Darin Clark, CPA and district clerk-treasurer, said the
budget consisted of four governmental fund types: general
fund, special revenue fund, debt service fund and capital
projects fund.
"The General Fund accounts for financial resources in use
for general types of operations such as maintenance and
regular operations," said Clark.
Clark said the general fund was approximately 4.1 percent
greater than the prior year's budget. The state legislature,
in the 2000 session, approved an increase of 4.5 percent in
the weighted pupil unit&emdash;the basic education funding
unit in the state.
A decrease in enrollment and budget cuts in other
programs led to a less than the 4.5 percent increase
approved by the legislature.
"The education of students is a labor-intensive
enterprise that is reflected in personnel costs," he said.
"Instruction is the biggest expenditure and represents 85
percent of that budget."
He said salaries and fringe benefits are budgeted to
consume the largest amount of the money in the general fund
which is where funds for maintenance and operations of
schools comes from.
Health care for the district staff is a large expenditure
in the general fund. An increase in insurance costs is the
largest chunk of the fund, therefore, has a large impact on
the budget.

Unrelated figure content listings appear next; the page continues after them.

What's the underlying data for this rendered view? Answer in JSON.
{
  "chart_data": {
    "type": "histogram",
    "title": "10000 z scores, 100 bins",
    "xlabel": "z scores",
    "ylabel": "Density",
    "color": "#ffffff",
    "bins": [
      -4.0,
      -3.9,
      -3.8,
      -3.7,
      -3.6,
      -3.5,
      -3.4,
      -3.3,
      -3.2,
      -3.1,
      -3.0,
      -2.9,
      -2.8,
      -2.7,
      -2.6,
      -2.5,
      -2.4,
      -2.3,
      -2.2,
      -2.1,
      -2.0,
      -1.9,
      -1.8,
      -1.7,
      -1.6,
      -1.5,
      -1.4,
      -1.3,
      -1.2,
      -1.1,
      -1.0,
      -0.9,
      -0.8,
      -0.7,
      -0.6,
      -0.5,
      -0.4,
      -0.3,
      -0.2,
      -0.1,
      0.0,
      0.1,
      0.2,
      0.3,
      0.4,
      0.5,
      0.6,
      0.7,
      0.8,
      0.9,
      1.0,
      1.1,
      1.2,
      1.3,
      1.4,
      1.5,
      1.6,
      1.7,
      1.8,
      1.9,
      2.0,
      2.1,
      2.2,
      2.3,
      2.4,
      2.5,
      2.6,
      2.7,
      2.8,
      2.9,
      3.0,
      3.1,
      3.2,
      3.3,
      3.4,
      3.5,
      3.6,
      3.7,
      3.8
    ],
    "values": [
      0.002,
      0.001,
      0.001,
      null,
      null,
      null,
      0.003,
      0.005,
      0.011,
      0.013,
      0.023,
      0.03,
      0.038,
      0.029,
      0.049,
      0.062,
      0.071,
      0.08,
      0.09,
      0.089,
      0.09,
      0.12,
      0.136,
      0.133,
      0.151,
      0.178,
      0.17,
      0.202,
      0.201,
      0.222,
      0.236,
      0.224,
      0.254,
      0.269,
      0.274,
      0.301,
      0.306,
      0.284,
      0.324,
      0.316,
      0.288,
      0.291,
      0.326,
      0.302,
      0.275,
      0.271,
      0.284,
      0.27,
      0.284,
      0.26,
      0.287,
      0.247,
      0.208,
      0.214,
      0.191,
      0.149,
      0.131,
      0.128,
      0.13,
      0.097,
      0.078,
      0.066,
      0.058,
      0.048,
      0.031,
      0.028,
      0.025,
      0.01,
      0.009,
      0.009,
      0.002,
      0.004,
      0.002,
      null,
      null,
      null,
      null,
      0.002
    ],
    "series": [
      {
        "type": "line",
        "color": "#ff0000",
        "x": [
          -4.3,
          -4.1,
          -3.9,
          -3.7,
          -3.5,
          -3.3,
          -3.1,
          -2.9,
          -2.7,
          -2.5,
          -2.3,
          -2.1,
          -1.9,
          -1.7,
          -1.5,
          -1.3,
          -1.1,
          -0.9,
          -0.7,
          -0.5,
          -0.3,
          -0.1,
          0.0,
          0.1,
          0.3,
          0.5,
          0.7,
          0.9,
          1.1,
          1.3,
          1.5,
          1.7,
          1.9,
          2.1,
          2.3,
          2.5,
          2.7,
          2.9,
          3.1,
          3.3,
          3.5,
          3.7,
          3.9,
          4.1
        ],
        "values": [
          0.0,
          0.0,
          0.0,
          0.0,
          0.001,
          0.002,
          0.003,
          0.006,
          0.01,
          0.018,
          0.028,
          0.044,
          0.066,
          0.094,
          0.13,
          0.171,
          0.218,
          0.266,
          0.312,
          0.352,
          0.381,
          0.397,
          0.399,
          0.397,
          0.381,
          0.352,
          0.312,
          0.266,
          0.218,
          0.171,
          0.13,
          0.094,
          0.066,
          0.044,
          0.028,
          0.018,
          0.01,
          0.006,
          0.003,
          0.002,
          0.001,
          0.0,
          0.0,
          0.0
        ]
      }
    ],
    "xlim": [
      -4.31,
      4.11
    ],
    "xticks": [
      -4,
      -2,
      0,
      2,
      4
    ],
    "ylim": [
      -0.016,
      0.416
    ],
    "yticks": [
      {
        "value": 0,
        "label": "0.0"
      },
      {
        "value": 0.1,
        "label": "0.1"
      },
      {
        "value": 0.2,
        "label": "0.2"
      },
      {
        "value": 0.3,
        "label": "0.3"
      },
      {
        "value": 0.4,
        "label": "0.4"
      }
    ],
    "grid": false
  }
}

Over the last two years, district health
insurance cots have increased by 40 percent, or
approximately $250,000.
In addition to these costs, transitional costs for
utilities, maintenance, and other expenses involved in the
operation of the new high school are projected to be
approximately $240,000.
If all other expenditures in the budget were held static,
including no cost of living adjustment in salaries and
wages, the district has a need for additional funding of
approximately $490,000.
In 1999-2000, the district joined with 11 other school
districts in forming a new health insurance pool that, in
the opinion of the board, should help minimize the increase
in health insurance costs in the future.
The district must, by state law, balance the budget but
doesn't have the funding to do so and would face a
significant shortfall.
"Unfortunately, the increase in state funding over the
last two years has not been adequate to cover needs," said
Clark. "Last year, the district was able to handle this fund
issue through the use of district reserves, the use of a
transfer of 10 percent of basic funds from the district
capital outlay levy as allowed by state statute and by
making budget cut in areas of the budget that have the least
impact on instruction."
Clark said the district needs to receive additional
revenue or cut the current level of services. After
receiving public input, the board decided to avoid making
any budget cuts that would impact the classroom.
Some other budget cuts have been made, however.
Nevertheless, it became necessary, said Clark, to increase
revenue by increasing property tax revenue by increasing the
recreation and capital outlay levies slightly.
The district currently subsidizes the recreation program
with general funds and the capital outlay fund subsidizes
the general fund. By increasing the two levies,
approximately $183,000 will be raised to help fund the
current educational program.
"Special Revenue Funds, which are special programs and
school food services, are used to account for the proceeds
of specific revenue sources that are legally restricted to
expenditures for specific purposes (Students-At-Risk, School
Lunch)."
Over 60 percent of district students participate in the
school lunch program and the program operates so efficiently
that few price increases have been necessary, however,
rising costs have forced the need to collect more for each
lunch and the 2001 budget represents a 10-cents a student
meal and 25-cents an adult meal in the budget.
He said that the debt service fund accounts for the use
of debt service taxes and other revenues collected for the
purposes of retiring bond principal and paying interest
due.
The debt service fund includes payments for the 1996
General Obligation Bond of $12 million. The proceeds were
used to construct and furnish the new high school which
opened in 1998-1999,
"We are in our second year of a 20-year repayment
obligation," said Clark. "The payment of principal and
interest on this bond issue represents the majority of the
Debt Service Fund expenditures and the largest portion of
the district's property tax rate.
"The Capital Projects Fund accounts for proceeds from
sales of bonds and other revenues to be used for authorized
construction," Clark said.
The capital projects fund actually decreased in the
2000-2001 budget. Last year the amount was $628,409 and this
coming school year it will be $590,235.
"The increase in the property tax levy will reduce the
need to dip into the capital outlay fund," said Clark.